Amid calls for action , last spring the province announced $12 million in bursaries and a streamlined process for foreign-trained nurses to become accredited in BC. This step, they said on Monday, has helped 2,000 people start the process of getting approved to work here. They also highlighted a move in September to reduce the amount of time it takes foreign nurses to get licensed here, from three years down to four to nine months.

At the same press conference, BC Nurses’ Union president Aman Grewal welcomed the province’s announcement and the news that there are thousands of nurses waiting to work in BC. 

“We're looking forward to being able to have these nurses come in and to mentor them, because they will need the mentoring and support along the way,” Grewal said on Monday. “It's going to be exciting for us to be able to get more nurses to support the nurses that are already on the frontlines.”

In an interview with CBC, published Tuesday, Grewal said these supports should have been made available “decades ago” and that the province failed to heed warnings about the crisis they now face. She added that there were over 5,000 vacant nursing positions as of spring 2022.
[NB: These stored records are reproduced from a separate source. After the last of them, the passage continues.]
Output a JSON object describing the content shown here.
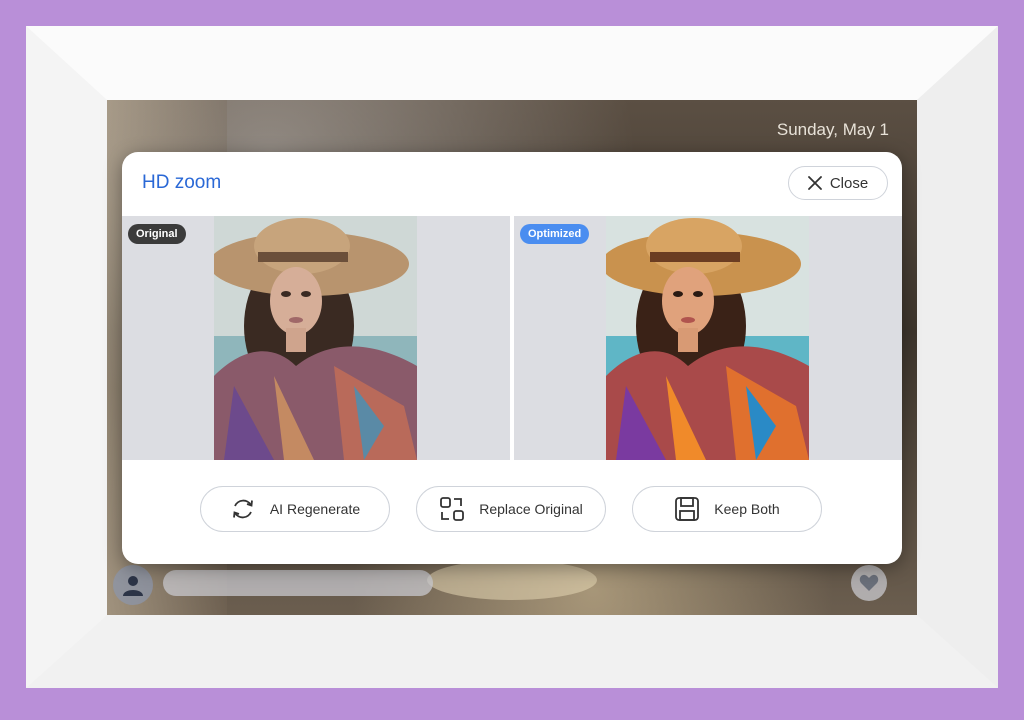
{
  "screen": {
    "date": "Sunday, May 1"
  },
  "modal": {
    "title": "HD zoom",
    "close_label": "Close",
    "original_badge": "Original",
    "optimized_badge": "Optimized",
    "actions": [
      {
        "label": "AI Regenerate",
        "icon": "refresh-icon"
      },
      {
        "label": "Replace Original",
        "icon": "replace-icon"
      },
      {
        "label": "Keep Both",
        "icon": "save-icon"
      }
    ]
  },
  "colors": {
    "frame_border": "#b98fd8",
    "title_blue": "#2a68d6",
    "optimized_badge": "#4a8df0",
    "original_badge": "#3b3b3b"
  }
}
While the financial incentives announced on Monday are expected to bolster the healthcare system in months, it does not address the immediate crisis in which nearly nine out of 10 hospital beds on average are full across the province. They also don’t address issues with management that frontline nurses have raised in the past, like an ingrained fear of publicly talking about their deteriorating workplace conditions and payroll issues

However the expectation is that the new measures will soon add more nurses to the frontlines, which according to Julia is the biggest necessity at the moment.

“There's a pretty dire need for nurses in the hospitals right now,” she said. “In every unit across the board, pretty much, there's staffing issues.”